An Integral with Fractional Part

[Euge]

Evaluate the integral $$\int_0^1 x\left\{\frac{1}{x}\right\}\, dx$$ where $\{\frac{1}{x}\}$ denotes the fractional part of $1/x$.

 

[anuttarasammyak]

A prelinary estimation.
$$\left\{ \frac{1}{x}\right\}<1$$
$$0<\int_0^1 x\left\{ \frac{1}{x}\right\}dx < \int_0^1 xdx=\frac{1}{2}$$

 

[DrClaude]

Spoiler

For $y \ge 0$, we can rewrite the fractional part as $\{y\} = y - \lfloor y \rfloor$. Thus
$$
\begin{align*}
\int_0^1 x \left\{ \frac{1}{x} \right\} dx &= \int_0^1 x \left( \frac{1}{x} - \left\lfloor \frac{1}{x} \right\rfloor \right) dx \\
&= \int_0^1 dx - \int_0^1 x \left\lfloor \frac{1}{x} \right\rfloor dx \\
&= 1 - \int_0^1 x \left\lfloor \frac{1}{x} \right\rfloor dx
\end{align*}
$$
Setting $y \equiv 1/x$, $dy = -1/x^2 dx$, we have
$$
\begin{align*}
\int_0^1 x \left\lfloor \frac{1}{x} \right\rfloor dx &= \int_\infty^1 \frac{1}{y} \left\lfloor y \right\rfloor \left(-\frac{1}{y^2}\right) dy\\
&= \int_1^\infty \frac{1}{y^3} \left\lfloor y \right\rfloor dy
\end{align*}
$$
Since $\left\lfloor y \right\rfloor$ is piecewise constant, the integral can be written as the sum of integrals
$$
\begin{align*}
\int_1^\infty \frac{1}{y^3} \left\lfloor y \right\rfloor dy &= \int_1^2 \frac{1}{y^3} 1 dy +
\int_2^3 \frac{1}{y^3} 2 dy + \int_3^4 \frac{1}{y^3} 3 dy + \cdots \\
&= \sum_{n=1}^{\infty} \int_n^{n+1} \frac{1}{y^3} n dy \\
&= \sum_{n=1}^{\infty} n \int_n^{n+1} \frac{1}{y^3} dy \\
&= \sum_{n=1}^{\infty} n \left[ - \frac{1}{2y^2} \right]_n^{n+1} \\
&= \sum_{n=1}^{\infty} n \left[ \frac{1}{2n^2} - \frac{1}{2(n+1)^2}\right]
\end{align*}
$$
Here I have to admit that I cheated because I couldn't find a better way to write the sum, I thus couldn't find a simple expression for it. Mathematica told me it is $\pi^2/12$, which is nice, but I still don't see how to rewrite the sum.
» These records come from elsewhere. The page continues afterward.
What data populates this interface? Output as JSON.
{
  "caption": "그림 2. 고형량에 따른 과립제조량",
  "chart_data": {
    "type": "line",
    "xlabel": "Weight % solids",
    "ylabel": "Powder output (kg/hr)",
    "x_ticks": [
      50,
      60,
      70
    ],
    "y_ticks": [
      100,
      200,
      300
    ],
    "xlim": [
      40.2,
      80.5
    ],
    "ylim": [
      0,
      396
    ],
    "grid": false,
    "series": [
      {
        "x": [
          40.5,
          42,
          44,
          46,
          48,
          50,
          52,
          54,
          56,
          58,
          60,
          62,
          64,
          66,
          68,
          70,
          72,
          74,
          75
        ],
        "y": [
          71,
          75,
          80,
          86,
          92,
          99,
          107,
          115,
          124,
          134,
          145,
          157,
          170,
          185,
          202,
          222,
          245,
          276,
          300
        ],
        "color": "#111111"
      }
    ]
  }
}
Anyway, using this result, we finally find
$$
\begin{align*}
\int_0^1 x \left\{ \frac{1}{x} \right\} dx &= 1 - \frac{\pi^2}{12}
\end{align*}
$$

 

[julian]

@DrClaude you do a shift in the summation variable $n$ followed by extending the sum:
$\sum_{n=1}^\infty n \frac{1}{2 (n+1)^2} = \sum_{n=2}^\infty (n-1) \frac{1}{2 n^2} = \sum_{n=1}^\infty (n-1) \frac{1}{2 n^2}$.